When you write a book, you become a lot like a landlady to the characters you create. Suddenly your home fills up with a whole group of strangers who take up residence. Admittedly they don’t take up much physical space, but they sure do fill your head. They don’t eat much, but they’re a frequent topic of conversation at mealtimes. They don’t have a bedroom, but they pop into yours frequently in the middle of the night, saying something that you have to get out of bed to scribble down in case you forget it by morning. They even follow you into the shower (some of my best ideas happen in there, bizarrely).
Sophie and Ben and the rest of the characters in This Love moved in with my husband and me around a year or so ago, and felt as real – and at times as annoying – as actual family members. They drove me crazy on occasion, particularly when they refused to do what I wanted, or say what I wanted them to say. Because sometimes these literary squatters insist on taking you off down a path you hadn’t even known you were going down. That’s what happened to me with This Love and I honestly think the book you will now get to read is so much stronger because of the new direction it took.
There’s a question that frequently pops up in many author Q &A’s. What are the best and the worst bits about your job? The answer is simple.

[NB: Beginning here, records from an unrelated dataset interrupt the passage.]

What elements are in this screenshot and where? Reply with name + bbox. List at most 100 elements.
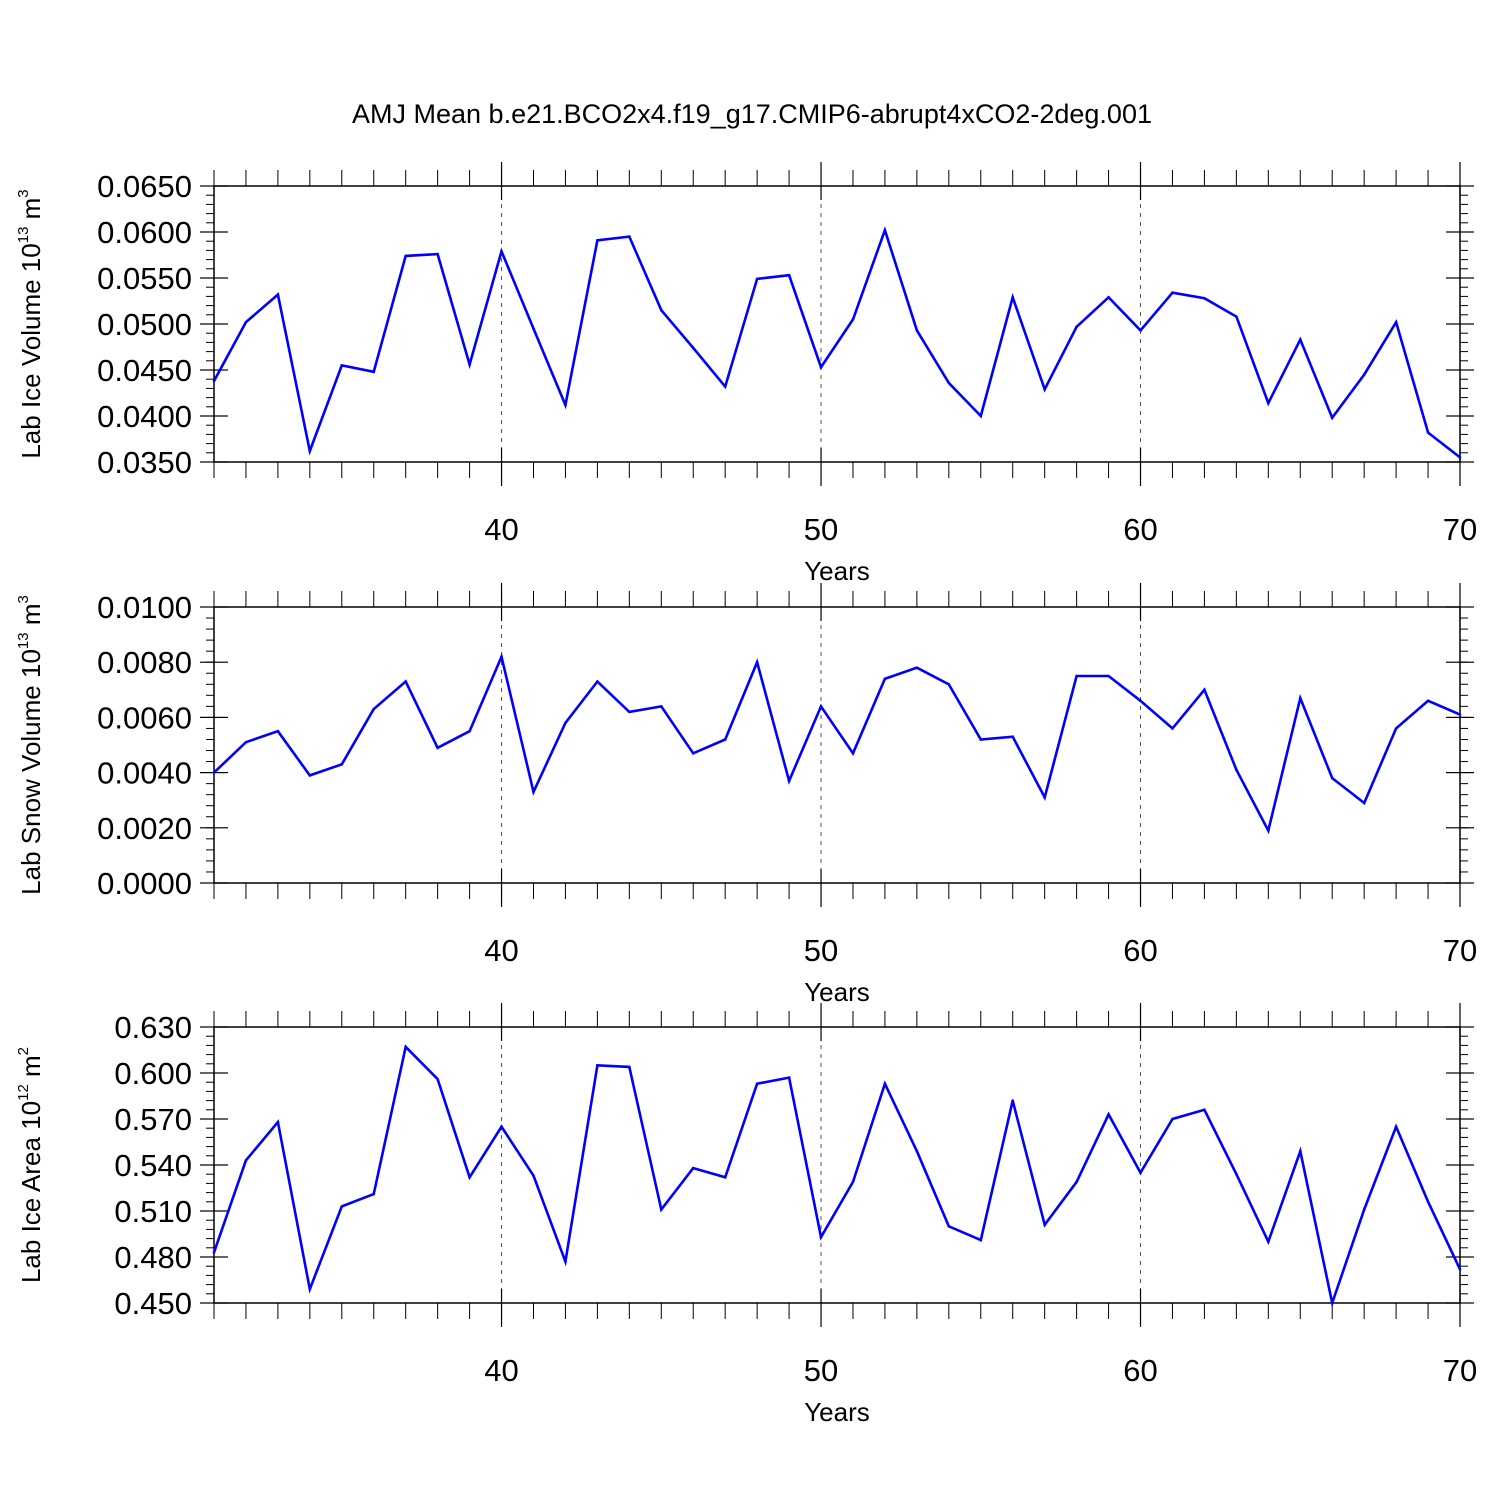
data-point [1011, 1099, 1015, 1102]
data-point [1011, 735, 1015, 739]
x-tick-label: 60 [1123, 1353, 1157, 1388]
x-tick-label: 50 [804, 933, 838, 968]
data-point [851, 318, 855, 321]
y-tick-label: 0.0600 [97, 215, 192, 250]
data-point [883, 1082, 887, 1086]
x-tick-label: 50 [804, 512, 838, 547]
data-point [1235, 768, 1238, 772]
data-point [883, 677, 887, 681]
data-point [915, 666, 919, 670]
data-point [1394, 727, 1398, 730]
data-point [404, 680, 407, 683]
data-point [915, 329, 919, 332]
y-axis-label-unit-exp: 2 [15, 1047, 32, 1055]
data-point [883, 228, 887, 232]
y-tick-label: 0.0080 [97, 645, 192, 680]
data-point [787, 273, 791, 277]
data-point [1171, 1117, 1174, 1121]
y-tick-label: 0.0040 [97, 756, 192, 791]
data-point [979, 1238, 983, 1242]
data-point [340, 763, 344, 766]
data-point [1203, 296, 1206, 300]
data-point [755, 660, 759, 664]
y-axis-label: Lab Snow Volume 1013 m3 [15, 595, 46, 895]
panel-2: 0.0000 0.0020 0.0040 0.0060 0.0080 0.0100 40 50… [15, 583, 1477, 1007]
data-point [628, 710, 631, 714]
y-axis-label-unit: m [16, 198, 46, 227]
data-point [436, 746, 439, 750]
data-point [468, 1175, 471, 1179]
plot-frame [213, 606, 1461, 884]
data-point [1330, 776, 1334, 780]
data-point [212, 1251, 216, 1254]
data-point [787, 1076, 791, 1079]
data-point [979, 414, 983, 418]
y-tick-label: 0.450 [114, 1286, 192, 1321]
y-tick-label: 0.0400 [97, 399, 192, 434]
y-axis-label-unit: m [16, 1055, 46, 1084]
data-point [1426, 1200, 1430, 1204]
x-tick-label: 40 [484, 933, 518, 968]
data-point [404, 254, 407, 258]
x-tick-label: 70 [1443, 512, 1477, 547]
data-point [596, 680, 599, 683]
data-point [1458, 456, 1462, 459]
data-point [340, 364, 344, 367]
data-point [308, 774, 312, 777]
data-point [1075, 674, 1078, 678]
data-point [691, 346, 695, 350]
x-tick-label: 60 [1123, 933, 1157, 968]
y-tick-label: 0.0450 [97, 353, 192, 388]
data-point [500, 1125, 503, 1128]
y-tick-label: 0.0500 [97, 307, 192, 342]
series-line [213, 652, 1461, 835]
data-point [596, 1064, 599, 1067]
data-point [755, 277, 759, 281]
data-point [340, 1205, 344, 1208]
y-axis-label: Lab Ice Area 1012 m2 [15, 1047, 46, 1283]
data-point [787, 779, 791, 783]
data-point [1171, 727, 1174, 730]
data-point [1043, 1223, 1046, 1227]
data-point [372, 1192, 376, 1196]
data-point [1362, 373, 1366, 376]
data-point [755, 1082, 759, 1086]
data-point [564, 721, 567, 725]
data-point [659, 308, 663, 312]
y-axis-label-exp: 12 [15, 1084, 32, 1101]
x-tick-label: 70 [1443, 1353, 1477, 1388]
plot-frame [213, 185, 1461, 463]
data-point [308, 449, 312, 453]
data-point [1426, 699, 1430, 703]
data-point [532, 1174, 535, 1178]
data-point [1267, 401, 1270, 405]
x-tick-label: 40 [484, 1353, 518, 1388]
data-point [212, 771, 216, 774]
y-axis-label-exp: 13 [15, 632, 32, 649]
data-point [947, 682, 951, 686]
data-point [628, 1065, 631, 1069]
data-point [244, 320, 248, 324]
data-point [723, 385, 727, 388]
data-point [1203, 1108, 1206, 1112]
data-point [1075, 1180, 1078, 1184]
y-tick-label: 0.540 [114, 1148, 192, 1183]
panel-3: 0.450 0.480 0.510 0.540 0.570 0.600 0.630 40 50 6… [15, 1003, 1477, 1427]
data-point [500, 655, 503, 658]
data-point [659, 1208, 663, 1211]
data-point [276, 293, 280, 296]
data-point [915, 1149, 919, 1153]
data-point [1426, 431, 1430, 434]
data-point [1298, 1149, 1302, 1153]
y-axis-label-base: Lab Ice Volume 10 [16, 243, 46, 458]
data-point [1267, 829, 1270, 832]
data-point [851, 751, 855, 755]
x-tick-label: 50 [804, 1353, 838, 1388]
data-point [628, 235, 631, 238]
data-point [723, 738, 727, 741]
y-tick-label: 0.510 [114, 1194, 192, 1229]
y-axis-label-unit-exp: 3 [15, 595, 32, 603]
y-tick-label: 0.0020 [97, 811, 192, 846]
data-point [1107, 1113, 1110, 1116]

Today is the best bit, because now you get to read my book; and today is the worst bit, because now you get to read my book.
I’m excited and nervous that This Love’s publication day is finally here, and it doesn’t matter one little bit that this is now my fifth book, and that I’m old enough to know better. Inside I’m still that hyped-up five-year-old, dancing frantically around the room and trying her very best not to throw up.